Stroke care in Australia inches towards benchmarks

Stroke

By Mardi Chapman

23 Nov 2021

The National Stroke Audit 2021 has revealed improvements in most clinical indicators across the country – even against the backdrop of COVID-19.

Compared to the 2019 Audit, national adherence to Acute Stroke Clinical Care Standard Indicators such as stroke unit care, assessment by a physiotherapist within 24-48 hours of ED arrival, assessment for ongoing rehabilitation, and the development of care plans, have improved incrementally.

The use of a validated stroke screen in the ED improved from 52% to 69% but remains short of the benchmark of 94%.

The Audit showed there was a nationwide decrease in the quality of hyperacute care with thrombolysis within 60 minutes of hospital arrival dropping from 32% in 2019 to 27% in 2021. The benchmark is 66%.

The overall use of thrombolysis in ischaemic stroke has remained unchanged at 11%, compared to 10% in 2019 and 11% in 2017.

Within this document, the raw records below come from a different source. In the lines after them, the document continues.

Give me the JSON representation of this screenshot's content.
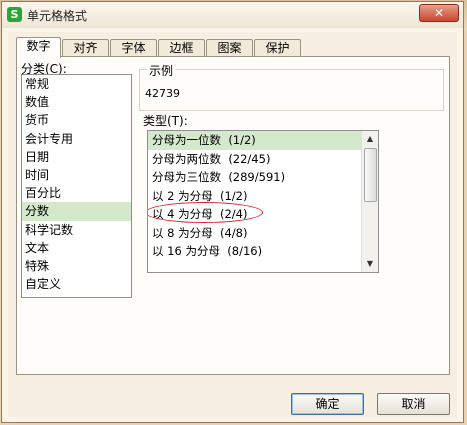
{
  "window": {
    "title": "单元格格式",
    "app_icon_letter": "S",
    "close_glyph": "✕"
  },
  "tabs": [
    {
      "label": "数字",
      "active": true
    },
    {
      "label": "对齐"
    },
    {
      "label": "字体"
    },
    {
      "label": "边框"
    },
    {
      "label": "图案"
    },
    {
      "label": "保护"
    }
  ],
  "category": {
    "label": "分类(C):",
    "items": [
      "常规",
      "数值",
      "货币",
      "会计专用",
      "日期",
      "时间",
      "百分比",
      "分数",
      "科学记数",
      "文本",
      "特殊",
      "自定义"
    ],
    "selected": "分数"
  },
  "sample": {
    "label": "示例",
    "value": "42739"
  },
  "type": {
    "label": "类型(T):",
    "items": [
      {
        "name": "分母为一位数",
        "fmt": "(1/2)"
      },
      {
        "name": "分母为两位数",
        "fmt": "(22/45)"
      },
      {
        "name": "分母为三位数",
        "fmt": "(289/591)"
      },
      {
        "name": "以 2 为分母",
        "fmt": "(1/2)"
      },
      {
        "name": "以 4 为分母",
        "fmt": "(2/4)"
      },
      {
        "name": "以 8 为分母",
        "fmt": "(4/8)"
      },
      {
        "name": "以 16 为分母",
        "fmt": "(8/16)"
      }
    ],
    "selected_index": 0,
    "highlighted_index": 4
  },
  "buttons": {
    "ok": "确定",
    "cancel": "取消"
  },
  "colors": {
    "selection": "#d4e8cc",
    "annotation": "#d8232a",
    "close": "#c8452c"
  }
}
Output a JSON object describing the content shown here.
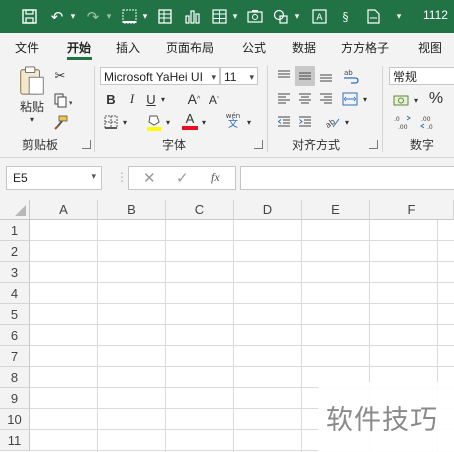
{
  "colors": {
    "title_bar": "#217346",
    "accent_underline": "#217346",
    "ribbon_bg": "#f3f3f3",
    "font_color_bar": "#e81123",
    "highlight_bar": "#ffff00"
  },
  "titlebar": {
    "file_title": "1112"
  },
  "tabs": [
    {
      "label": "文件",
      "active": false
    },
    {
      "label": "开始",
      "active": true
    },
    {
      "label": "插入",
      "active": false
    },
    {
      "label": "页面布局",
      "active": false
    },
    {
      "label": "公式",
      "active": false
    },
    {
      "label": "数据",
      "active": false
    },
    {
      "label": "方方格子",
      "active": false
    },
    {
      "label": "视图",
      "active": false
    }
  ],
  "ribbon": {
    "clipboard": {
      "paste_label": "粘贴",
      "group_label": "剪贴板"
    },
    "font": {
      "font_name": "Microsoft YaHei UI",
      "font_size": "11",
      "bold": "B",
      "italic": "I",
      "underline": "U",
      "grow": "A",
      "shrink": "A",
      "font_color_letter": "A",
      "phonetic": "wén",
      "group_label": "字体"
    },
    "alignment": {
      "group_label": "对齐方式"
    },
    "number": {
      "format": "常规",
      "percent": "%",
      "group_label": "数字"
    }
  },
  "formula_bar": {
    "name_box": "E5",
    "fx": "fx",
    "formula": ""
  },
  "sheet": {
    "columns": [
      "A",
      "B",
      "C",
      "D",
      "E",
      "F"
    ],
    "rows": [
      "1",
      "2",
      "3",
      "4",
      "5",
      "6",
      "7",
      "8",
      "9",
      "10",
      "11"
    ]
  },
  "watermark": "软件技巧"
}
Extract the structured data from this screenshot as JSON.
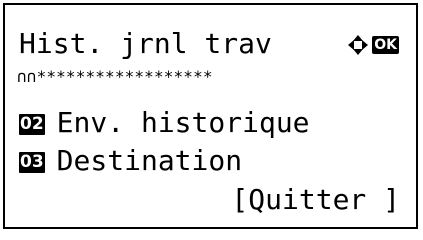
{
  "screen": {
    "title": "Hist. jrnl trav",
    "ok_label": "OK",
    "separator": "∩∩******************"
  },
  "menu": {
    "items": [
      {
        "number": "02",
        "label": "Env. historique"
      },
      {
        "number": "03",
        "label": "Destination"
      }
    ]
  },
  "softkey": {
    "label": "[Quitter ]"
  }
}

The indicators which have the highest levels of adherence in 2021 are use of an antithrombotic on discharge (99%) and lipid-lowering treatment on discharge (92%) for ischaemic stroke.

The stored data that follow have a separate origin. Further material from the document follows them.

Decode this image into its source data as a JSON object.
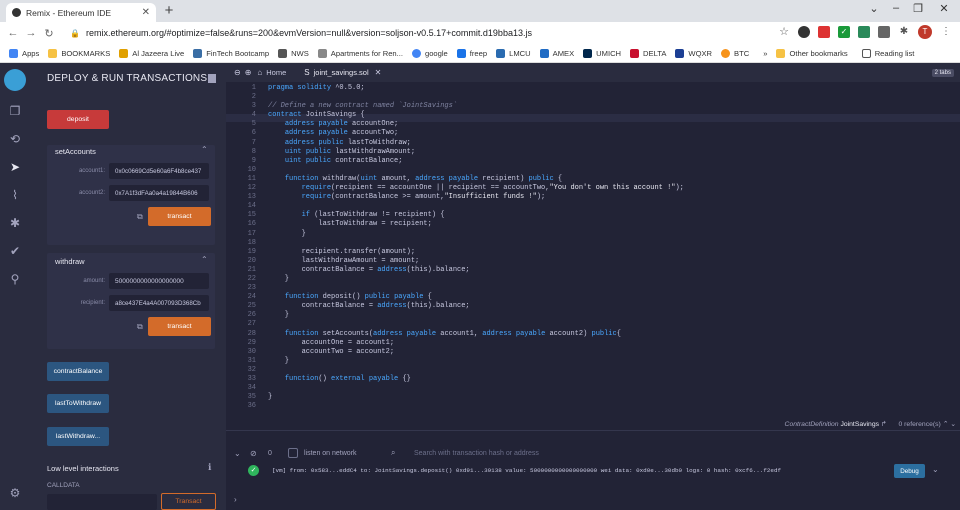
{
  "browser": {
    "tab_title": "Remix - Ethereum IDE",
    "url": "remix.ethereum.org/#optimize=false&runs=200&evmVersion=null&version=soljson-v0.5.17+commit.d19bba13.js",
    "profile_initial": "T",
    "bookmarks": [
      "Apps",
      "BOOKMARKS",
      "Al Jazeera Live",
      "FinTech Bootcamp",
      "NWS",
      "Apartments for Ren...",
      "google",
      "freep",
      "LMCU",
      "AMEX",
      "UMICH",
      "DELTA",
      "WQXR",
      "BTC"
    ],
    "other_bookmarks": "Other bookmarks",
    "reading_list": "Reading list"
  },
  "panel": {
    "title": "DEPLOY & RUN TRANSACTIONS",
    "deposit_label": "deposit",
    "setAccounts": {
      "title": "setAccounts",
      "account1_label": "account1:",
      "account1_value": "0x0c0669Cd5e60a6F4b8ce437",
      "account2_label": "account2:",
      "account2_value": "0x7A1f3dFAa0a4a19844B606",
      "transact": "transact"
    },
    "withdraw": {
      "title": "withdraw",
      "amount_label": "amount:",
      "amount_value": "5000000000000000000",
      "recipient_label": "recipient:",
      "recipient_value": "a8ce437E4a4A007093D368Cb",
      "transact": "transact"
    },
    "contractBalance": "contractBalance",
    "lastToWithdraw": "lastToWithdraw",
    "lastWithdraw": "lastWithdraw...",
    "low_level": "Low level interactions",
    "calldata": "CALLDATA",
    "transact_bottom": "Transact"
  },
  "editor": {
    "home_tab": "Home",
    "file_tab": "joint_savings.sol",
    "tabs_badge": "2 tabs",
    "lines": [
      "pragma solidity ^0.5.0;",
      "",
      "// Define a new contract named `JointSavings`",
      "contract JointSavings {",
      "    address payable accountOne;",
      "    address payable accountTwo;",
      "    address public lastToWithdraw;",
      "    uint public lastWithdrawAmount;",
      "    uint public contractBalance;",
      "",
      "    function withdraw(uint amount, address payable recipient) public {",
      "        require(recipient == accountOne || recipient == accountTwo,\"You don't own this account !\");",
      "        require(contractBalance >= amount,\"Insufficient funds !\");",
      "",
      "        if (lastToWithdraw != recipient) {",
      "            lastToWithdraw = recipient;",
      "        }",
      "",
      "        recipient.transfer(amount);",
      "        lastWithdrawAmount = amount;",
      "        contractBalance = address(this).balance;",
      "    }",
      "",
      "    function deposit() public payable {",
      "        contractBalance = address(this).balance;",
      "    }",
      "",
      "    function setAccounts(address payable account1, address payable account2) public{",
      "        accountOne = account1;",
      "        accountTwo = account2;",
      "    }",
      "",
      "    function() external payable {}",
      "",
      "}",
      ""
    ],
    "status_def": "ContractDefinition",
    "status_name": "JointSavings",
    "status_refs": "0 reference(s)"
  },
  "terminal": {
    "count": "0",
    "listen": "listen on network",
    "search_placeholder": "Search with transaction hash or address",
    "log": "[vm] from: 0x583...eddC4 to: JointSavings.deposit() 0xd91...39138 value: 5000000000000000000 wei data: 0xd0e...30db0 logs: 0 hash: 0xcf6...f2edf",
    "debug": "Debug"
  }
}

Use of antihypertensives on discharge for all stroke types sits at 78% against a benchmark of 92%.

Discharge on oral anticoagulants for patients with atrial fibrillation and ischaemic stroke sits at 78% compared to a benchmark of 88%.

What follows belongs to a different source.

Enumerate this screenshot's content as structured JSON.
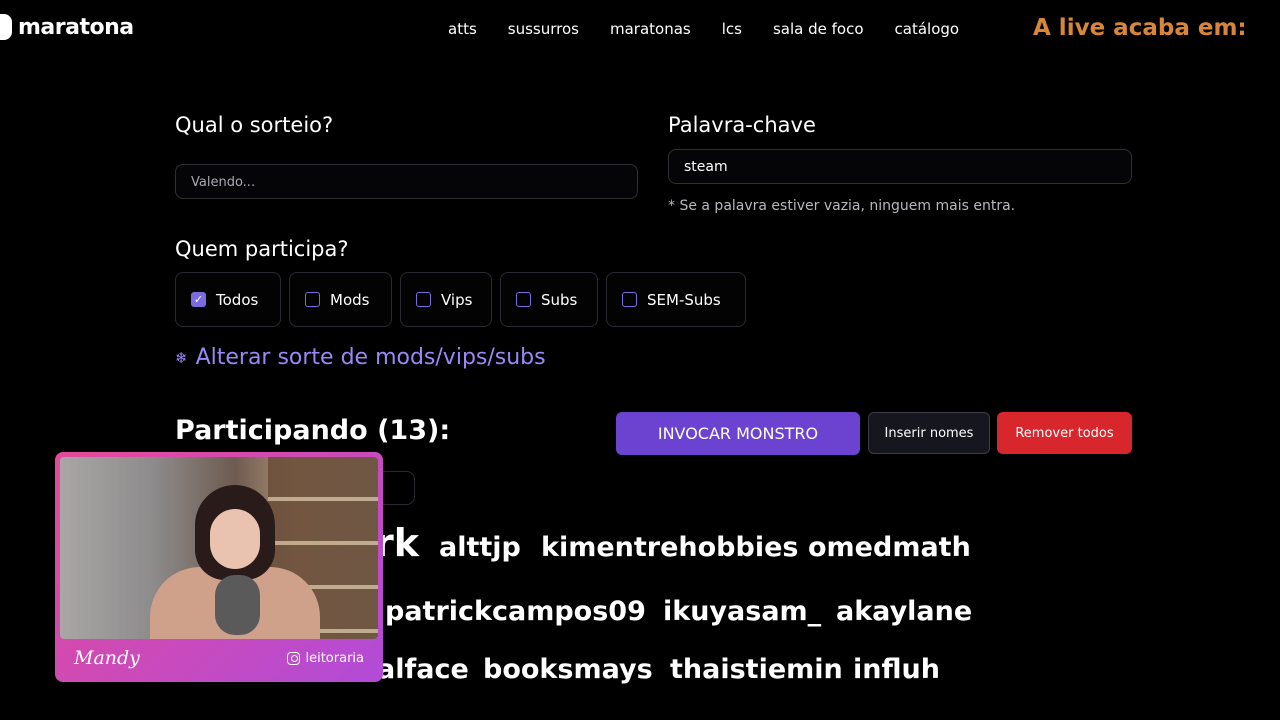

The audit, of 3,890 stroke cases and 35,652 acute stroke admission across 115 hospitals, found 37% of patients reach hospital within 4.5 hours.

“Our results indicate not enough Australians are aware that stroke is a time-critical medical emergency,” the Stroke Foundation report said.

The national median time from onset of stroke symptoms to thrombolysis was 2 hours 50 minutes – longer than 2 hours 45 mins in 2019 and 2 hours 36 mins in 2017.

The report, whose co-authors include Associate Professor Monique Kilkenny and Professor Dominique Cadilhac of Monash University, said ongoing efforts to improve care should aim to:

  • Increase awareness of the signs of stroke and that stroke is a time-critical medical emergency.
  • Improve equity of access to reperfusion therapies especially in regional, rural, and remote areas. Formal policies and pathways across the whole healthcare system are needed to connect dedicated stroke centres to other hospitals via telehealth.
  • Improve earlier access to thrombolysis to match international benchmarks.
  • Improve access to dedicated stroke unit care and ensure most of the acute care is provided within this unit. Stroke unit teams must have clear medical leadership and a dedicated stroke care coordinator who are actively involved in care.
  • Improve holistic patient care including a greater focus on swallow screening, mood assessment and management of incontinence.
  • Ensure carers are assessed, trained, and connected to community support prior to patient discharge.
  • Ensure all patients are supported through comprehensive discharge processes including a thorough assessment for rehabilitation and a holistic patient-centred discharge care plan.